GPT-5.5 users report 3.3M cached tokens and 2.5x /fast credits
Engineers shared fresh measurements on GPT-5.5 cache reuse, /fast pricing, and bug-finding budgets after comparison posts for GPT-5.5 and Opus 4.7 led the coding round-up. The reports suggest Codex cost and quality now swing on cache behavior and effort settings as much as on list prices.

TL;DR
- chetaslua's usage screenshot showed 3.8M total tokens with 3.3M counted as cached, while teortaxesTex's dashboard screenshot showed a much larger day where 162.3M of 164.2M input tokens were cache hits.
- petergostev's /fast credit screenshot says Codex charges GPT-5.5 /fast at 2.5x the Standard credit rate for a claimed 1.5x speedup, and petergostev's follow-up post says his timing utility did not consistently see that full gain.
- MParakhin argued GPT-5.5 looks like a stronger base model, but a smaller thinking budget at the same xhigh setting made it worse on high-complexity bug finding.
- Workflow reports split by task: TimSuchanek said GPT-5.5 low now beats Claude for codebase research, while haider1 said frontend tasks that used to need high or xhigh now often work on medium.
You can inspect the credit multiplier in petergostev's screenshot, poke at the measurement script in codex-speed-monitor, and compare that cost talk with bridgemindai's plan-mode workflow, mattlam_'s 1 day 12 hour run, and sarahwooders' cache-eviction note. The weird part of the GPT-5.5 rollout is how much the user reports focus on harness behavior, cache reuse, and effort knobs, not just the model name.
Cache hits
The strongest consistent signal in the posts is cache reuse. chetaslua's screenshot put cached tokens at 3.3M out of 3.8M total, and teortaxesTex's dashboard screenshot showed an even more extreme day with 162,266,368 cache-hit input tokens versus 1,329,413 cache-miss input tokens.
Those screenshots matter because they shift the cost conversation away from raw token volume. teortaxesTex called Codex's cache implementation "near perfect," and sarahwooders' model-swap note added a practical caveat: switching models mid-session may evict that cache.
/fast credits
The cleanest hard number in the evidence pool is the /fast multiplier. petergostev's screenshot says Fast mode raises GPT-5.5 speed by 1.5x but charges 2.5x the credits, with GPT-5.4 at 2x.
That tradeoff immediately triggered user measurement. In petergostev's follow-up post, he said his open source tool did not show the promised 1.5x consistently; the repo is linked as codex-speed-monitor. At the same time, ai_for_success's meme post and mattlam_'s long-running run screenshot captured the other side of the pricing story: people were watching rate limits closely while also letting xhigh plus fast jobs run for more than a day.
Thinking budgets
The quality complaints were less about raw model competence than about how much thinking the product lets users buy. MParakhin said GPT-5.5 is a better base model, but a "drastically reduced thinking budget" at the same xhigh setting made it worse for bug finding and other high-complexity tasks.
The comparison thread echoed that split. TheRealAdamG's repost of hiarun02 said GPT-5.5 high was the strongest coding agent they had measured, but lower reasoning tiers were "surprisingly weak." That lines up with haider1's frontend report, which said frontend coding improved enough that medium now handles work that previously needed high or xhigh.
Workflow knobs
The most useful posts were about tactics, not rankings. bridgemindai's plan-mode post described a two-step loop: make Codex write a plan first, review the plan, then ask it to implement. The screenshot showed the model generating a concrete test plan, explicit assumptions, and then executing against that structure.

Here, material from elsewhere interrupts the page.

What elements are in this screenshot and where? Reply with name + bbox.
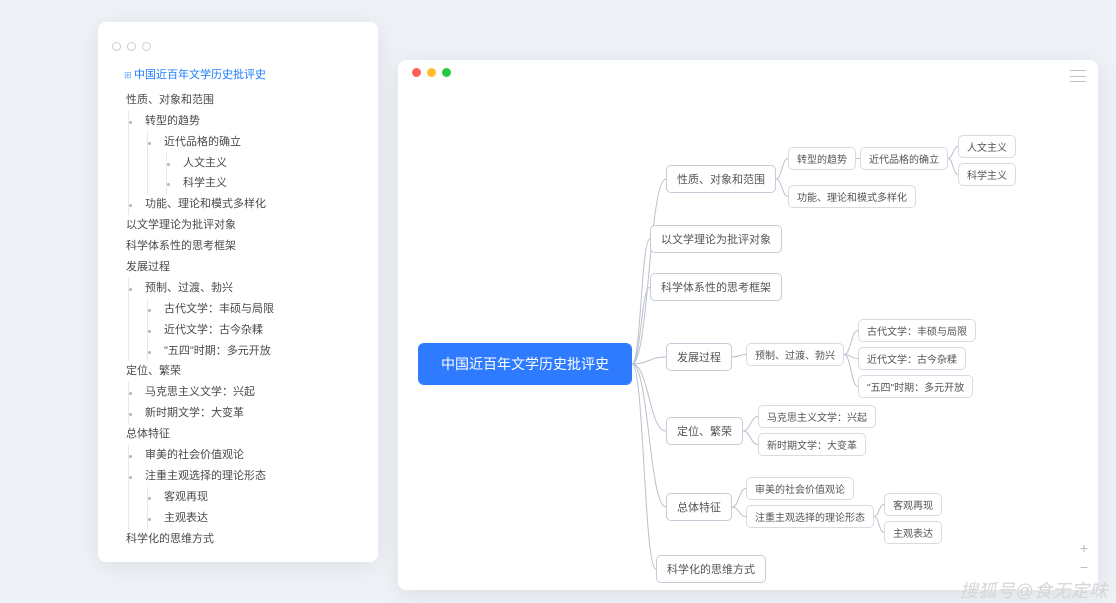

Other posts filled in the surrounding harness behavior:
- TimSuchanek said GPT-5.5 low now does better codebase research than Claude.
- sarahwooders said model swapping can help break out of "vibe-hell," even if it risks cache eviction.
- sarahwooders' support-agent post said a Letta Code support agent running on a Mac mini was already outperforming human support on some tasks when given docs, source access, and persistent memory.
- grx_xce's Game Dev Arena post claimed GPT-5.5's frontend verbosity helped it top Arcada Labs' game-dev leaderboard at 1362 Elo, just ahead of Claude Opus 4.7 Thinking at 1352.